Bermuda turned out to be a happy accident. They were on an uninhabited island so there was no threat of natives, and an island with plenty of food, and “bibby” made from the fermented fruit of the palmetto tree.
Despite this, their goal was still Jamestown, Hopkins was no fool however and thought they should stay in paradise and colonize it. He also thought that if they never made it to Virginia then they could not be held to their contract with the Virginia company. However, this line of thinking was seen as treason and he was tried for such his sentence was execution. However, due to his pleading on behalf of his wife and children at home in England that they would be ruined should word reach England of his mutiny, he was pardoned and was on one of the ships (Patience or Deliverance) bound for Virgina when they left Bermuda.
Both ships arrived safely in Jamestown in May of 1610 where they found that all the other ships in the company had made it safely to Jamestown. However the settlers had been met with adverse conditions and had dwindled dramatically in numbers. Even turning to cannibalism to survive. Records don't show if Stephan remained in Jamestown or as a mutineer was shipped straight back to England on the next available ship. However his wife dies in England in 1613 and he was not there. He also has vast knowledge of the local Indians when he returns on the Mayflower in 1620, leaving historians to speculate that he had spent a significant amount of time in Virginia before returning to England.

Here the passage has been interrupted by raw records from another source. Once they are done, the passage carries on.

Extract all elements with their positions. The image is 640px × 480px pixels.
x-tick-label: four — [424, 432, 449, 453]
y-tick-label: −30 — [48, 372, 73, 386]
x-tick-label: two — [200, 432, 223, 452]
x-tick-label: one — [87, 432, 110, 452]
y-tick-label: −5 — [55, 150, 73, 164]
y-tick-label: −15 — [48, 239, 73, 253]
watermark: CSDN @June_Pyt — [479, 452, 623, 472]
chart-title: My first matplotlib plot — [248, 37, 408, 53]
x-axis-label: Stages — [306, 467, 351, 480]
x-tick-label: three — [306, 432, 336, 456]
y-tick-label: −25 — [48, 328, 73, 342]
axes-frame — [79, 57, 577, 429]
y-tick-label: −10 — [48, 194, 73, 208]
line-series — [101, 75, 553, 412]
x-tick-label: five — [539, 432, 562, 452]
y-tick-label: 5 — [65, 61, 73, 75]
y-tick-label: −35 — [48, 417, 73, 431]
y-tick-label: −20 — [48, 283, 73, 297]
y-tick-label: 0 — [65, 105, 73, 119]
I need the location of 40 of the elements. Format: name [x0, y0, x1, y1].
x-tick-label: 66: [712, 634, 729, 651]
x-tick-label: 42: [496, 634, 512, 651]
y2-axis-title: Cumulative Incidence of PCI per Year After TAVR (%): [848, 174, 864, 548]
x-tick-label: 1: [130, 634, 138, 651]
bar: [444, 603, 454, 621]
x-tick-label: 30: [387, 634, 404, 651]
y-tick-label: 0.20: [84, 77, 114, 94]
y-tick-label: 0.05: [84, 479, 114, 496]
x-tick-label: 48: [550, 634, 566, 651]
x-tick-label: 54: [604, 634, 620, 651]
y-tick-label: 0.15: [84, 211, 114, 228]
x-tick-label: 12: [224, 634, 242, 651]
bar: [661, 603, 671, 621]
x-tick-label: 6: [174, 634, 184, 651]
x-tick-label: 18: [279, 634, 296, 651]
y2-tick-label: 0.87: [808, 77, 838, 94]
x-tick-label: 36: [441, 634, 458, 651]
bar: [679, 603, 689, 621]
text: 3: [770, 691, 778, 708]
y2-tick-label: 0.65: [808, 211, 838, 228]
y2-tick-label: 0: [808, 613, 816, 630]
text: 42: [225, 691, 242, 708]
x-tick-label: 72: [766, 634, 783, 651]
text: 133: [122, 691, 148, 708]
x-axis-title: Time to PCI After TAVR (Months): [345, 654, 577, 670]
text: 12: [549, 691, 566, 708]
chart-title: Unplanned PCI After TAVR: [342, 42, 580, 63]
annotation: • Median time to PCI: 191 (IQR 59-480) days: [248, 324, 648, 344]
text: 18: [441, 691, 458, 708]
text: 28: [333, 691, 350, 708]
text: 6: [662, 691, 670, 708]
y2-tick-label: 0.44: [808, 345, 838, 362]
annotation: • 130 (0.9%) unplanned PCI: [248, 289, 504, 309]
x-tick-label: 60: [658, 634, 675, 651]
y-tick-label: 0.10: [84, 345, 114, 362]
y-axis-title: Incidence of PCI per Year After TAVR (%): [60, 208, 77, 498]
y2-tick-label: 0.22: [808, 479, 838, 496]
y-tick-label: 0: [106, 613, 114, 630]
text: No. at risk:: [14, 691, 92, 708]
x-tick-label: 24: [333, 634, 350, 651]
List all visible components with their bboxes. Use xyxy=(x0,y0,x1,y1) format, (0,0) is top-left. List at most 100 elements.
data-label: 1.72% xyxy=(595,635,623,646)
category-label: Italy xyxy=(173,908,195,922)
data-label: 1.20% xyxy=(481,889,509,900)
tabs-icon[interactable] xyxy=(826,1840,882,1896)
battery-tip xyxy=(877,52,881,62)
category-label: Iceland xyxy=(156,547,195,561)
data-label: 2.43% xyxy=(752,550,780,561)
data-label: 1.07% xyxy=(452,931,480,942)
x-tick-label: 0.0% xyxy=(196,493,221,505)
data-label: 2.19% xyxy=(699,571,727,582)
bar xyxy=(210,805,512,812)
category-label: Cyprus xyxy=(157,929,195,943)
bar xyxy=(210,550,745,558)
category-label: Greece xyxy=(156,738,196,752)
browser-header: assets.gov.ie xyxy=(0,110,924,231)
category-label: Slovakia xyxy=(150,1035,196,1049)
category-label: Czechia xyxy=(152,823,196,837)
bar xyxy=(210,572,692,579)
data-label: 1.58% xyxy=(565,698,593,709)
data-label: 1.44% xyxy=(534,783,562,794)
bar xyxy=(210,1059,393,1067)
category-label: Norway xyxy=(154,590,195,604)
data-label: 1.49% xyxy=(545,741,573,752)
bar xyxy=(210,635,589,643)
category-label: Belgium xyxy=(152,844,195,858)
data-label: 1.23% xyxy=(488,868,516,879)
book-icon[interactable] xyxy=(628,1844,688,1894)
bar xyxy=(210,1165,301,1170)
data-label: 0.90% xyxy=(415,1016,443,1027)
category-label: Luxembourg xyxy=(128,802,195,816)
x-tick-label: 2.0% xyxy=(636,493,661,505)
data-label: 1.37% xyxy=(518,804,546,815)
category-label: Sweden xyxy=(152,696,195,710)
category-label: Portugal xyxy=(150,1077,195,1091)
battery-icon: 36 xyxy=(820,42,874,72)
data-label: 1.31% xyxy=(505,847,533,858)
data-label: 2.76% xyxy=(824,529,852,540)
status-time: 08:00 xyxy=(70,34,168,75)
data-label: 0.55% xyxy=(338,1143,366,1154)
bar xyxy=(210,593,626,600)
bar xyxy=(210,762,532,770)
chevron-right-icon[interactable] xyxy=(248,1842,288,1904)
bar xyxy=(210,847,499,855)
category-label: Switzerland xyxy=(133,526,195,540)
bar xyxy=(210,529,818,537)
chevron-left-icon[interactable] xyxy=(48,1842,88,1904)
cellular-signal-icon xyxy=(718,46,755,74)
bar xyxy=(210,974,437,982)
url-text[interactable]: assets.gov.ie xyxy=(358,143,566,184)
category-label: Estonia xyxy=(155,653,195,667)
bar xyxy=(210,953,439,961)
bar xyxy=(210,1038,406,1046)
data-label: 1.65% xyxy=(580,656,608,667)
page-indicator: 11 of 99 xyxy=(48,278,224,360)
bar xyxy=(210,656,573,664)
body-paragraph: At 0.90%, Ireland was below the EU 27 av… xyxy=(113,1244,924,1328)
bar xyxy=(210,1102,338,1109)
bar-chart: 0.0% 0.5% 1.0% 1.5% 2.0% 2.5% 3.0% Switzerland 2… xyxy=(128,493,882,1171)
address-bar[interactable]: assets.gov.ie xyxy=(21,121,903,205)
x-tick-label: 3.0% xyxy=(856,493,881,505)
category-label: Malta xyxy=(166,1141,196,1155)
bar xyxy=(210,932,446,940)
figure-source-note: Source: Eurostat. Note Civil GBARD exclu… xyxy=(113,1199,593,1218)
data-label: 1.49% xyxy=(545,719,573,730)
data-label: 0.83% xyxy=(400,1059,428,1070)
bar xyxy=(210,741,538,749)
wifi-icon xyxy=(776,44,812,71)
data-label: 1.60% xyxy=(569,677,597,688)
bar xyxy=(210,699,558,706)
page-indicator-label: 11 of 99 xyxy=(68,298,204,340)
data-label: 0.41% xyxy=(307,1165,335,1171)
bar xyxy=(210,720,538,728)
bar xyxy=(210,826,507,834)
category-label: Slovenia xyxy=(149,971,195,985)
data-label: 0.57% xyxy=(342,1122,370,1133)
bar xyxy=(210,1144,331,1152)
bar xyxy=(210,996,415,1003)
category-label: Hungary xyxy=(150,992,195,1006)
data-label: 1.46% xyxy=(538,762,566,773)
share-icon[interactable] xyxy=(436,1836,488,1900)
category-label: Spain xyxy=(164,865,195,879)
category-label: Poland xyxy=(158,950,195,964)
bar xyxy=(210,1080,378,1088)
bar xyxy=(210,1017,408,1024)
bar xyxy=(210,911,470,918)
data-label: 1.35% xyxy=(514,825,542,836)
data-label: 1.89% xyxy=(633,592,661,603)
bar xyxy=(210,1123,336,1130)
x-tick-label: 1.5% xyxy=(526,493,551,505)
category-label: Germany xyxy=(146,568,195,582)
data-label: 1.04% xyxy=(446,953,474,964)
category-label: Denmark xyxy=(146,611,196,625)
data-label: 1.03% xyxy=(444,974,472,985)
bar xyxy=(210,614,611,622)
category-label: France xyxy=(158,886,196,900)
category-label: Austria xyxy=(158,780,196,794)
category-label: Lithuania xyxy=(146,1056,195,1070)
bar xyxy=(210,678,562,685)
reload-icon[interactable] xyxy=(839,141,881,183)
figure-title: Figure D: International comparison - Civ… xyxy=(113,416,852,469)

Once back in England, whenever it was, he discovers that his wife has perished and his three children are in the custody of the church. One of which is Constance Hopkins, My Great-Grandma (10). In 1618 he marrys again, they take up residence in a home just outside the east wall of London nearby the infamous Henage house. Henage house being home to a group of Separatists looking for funding for a Patent to settle a community of religious freedom in the new world. They were recruiting men with economic ambition to join them and Stephen was the perfect match. In 1620, this time with his entire family, he departs for the new world aboard the Mayflower.